The sample was based on a corpus of psychology articles that had been examined in a previous project investigating the impact of an ‘open badges' scheme introduced at Psychological Science [15]. This sample was selected because the open badges scheme and assessment of reusability by Kidwell et al. [15] enabled us to largely circumvent upstream issues related to data availability and data management and instead focus on downstream issues related to analytic reproducibility. A precision analysis indicates that the sample size affords adequate precision for the purposes of gauging policy compliance (electronic supplementary material, section B).

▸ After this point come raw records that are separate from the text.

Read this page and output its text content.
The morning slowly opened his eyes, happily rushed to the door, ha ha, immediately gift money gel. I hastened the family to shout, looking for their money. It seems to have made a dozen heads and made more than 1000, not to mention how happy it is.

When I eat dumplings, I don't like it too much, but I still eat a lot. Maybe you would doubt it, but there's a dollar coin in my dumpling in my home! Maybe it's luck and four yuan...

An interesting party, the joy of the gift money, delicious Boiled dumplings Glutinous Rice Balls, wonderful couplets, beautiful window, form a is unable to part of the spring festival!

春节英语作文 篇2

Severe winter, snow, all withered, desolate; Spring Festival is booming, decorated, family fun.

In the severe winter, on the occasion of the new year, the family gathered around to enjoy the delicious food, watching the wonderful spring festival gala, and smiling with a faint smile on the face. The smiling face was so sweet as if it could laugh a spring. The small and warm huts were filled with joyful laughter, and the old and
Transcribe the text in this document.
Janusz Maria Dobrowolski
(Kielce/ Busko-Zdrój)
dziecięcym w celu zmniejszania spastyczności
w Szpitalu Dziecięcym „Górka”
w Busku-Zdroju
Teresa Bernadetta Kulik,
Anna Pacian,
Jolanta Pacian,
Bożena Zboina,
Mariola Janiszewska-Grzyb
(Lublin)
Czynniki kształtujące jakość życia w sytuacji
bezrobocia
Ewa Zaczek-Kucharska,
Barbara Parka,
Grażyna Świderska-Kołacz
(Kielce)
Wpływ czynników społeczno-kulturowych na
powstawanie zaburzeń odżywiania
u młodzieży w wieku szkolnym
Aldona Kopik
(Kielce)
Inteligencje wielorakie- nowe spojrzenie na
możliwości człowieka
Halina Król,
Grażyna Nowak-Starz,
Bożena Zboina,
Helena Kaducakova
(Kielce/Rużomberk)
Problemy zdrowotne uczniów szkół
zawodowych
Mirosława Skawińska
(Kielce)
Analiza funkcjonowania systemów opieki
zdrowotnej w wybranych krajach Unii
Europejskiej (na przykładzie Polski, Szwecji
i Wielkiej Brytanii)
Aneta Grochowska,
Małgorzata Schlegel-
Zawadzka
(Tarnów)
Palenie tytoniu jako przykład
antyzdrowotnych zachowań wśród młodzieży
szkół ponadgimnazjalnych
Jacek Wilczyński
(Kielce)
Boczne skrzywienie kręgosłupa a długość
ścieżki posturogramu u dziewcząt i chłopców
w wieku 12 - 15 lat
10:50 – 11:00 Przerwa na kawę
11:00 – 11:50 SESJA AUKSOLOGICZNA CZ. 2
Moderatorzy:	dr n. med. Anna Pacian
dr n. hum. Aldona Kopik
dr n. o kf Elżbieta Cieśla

Of 47 articles marked with an open data badge, Kidwell and colleagues had identified 35 with datasets that met four reusability criteria (accessible, correct, complete and understandable). For each of these articles, one investigator (T.E.H.) attempted to identify a coherent set of descriptive and inferential statistics (e.g. means, standard deviations, t-values, p-values; figure 3), roughly 2–3 paragraphs of text, sometimes including a table or figure, related to a ‘substantive' finding based on ‘relatively straightforward' analyses. We focused on substantive findings because they are the most important and straightforward analyses to ensure that our team had sufficient expertise to re-run them. In total, 789 discrete numerical values reported in 25 articles published between January 2014 and May 2015 were designated as target values. Further information about the sample is available in electronic supplementary material, section B.

Frequency of reproducibility outcomes by value type. Variation/uncertainty measures include standard deviations, standard errors and confidence intervals. Effect sizes include Cohen's d, Pearson's r, partial eta squared and phi. Test statistics include t, F and χ2. Central tendency measures include means and medians.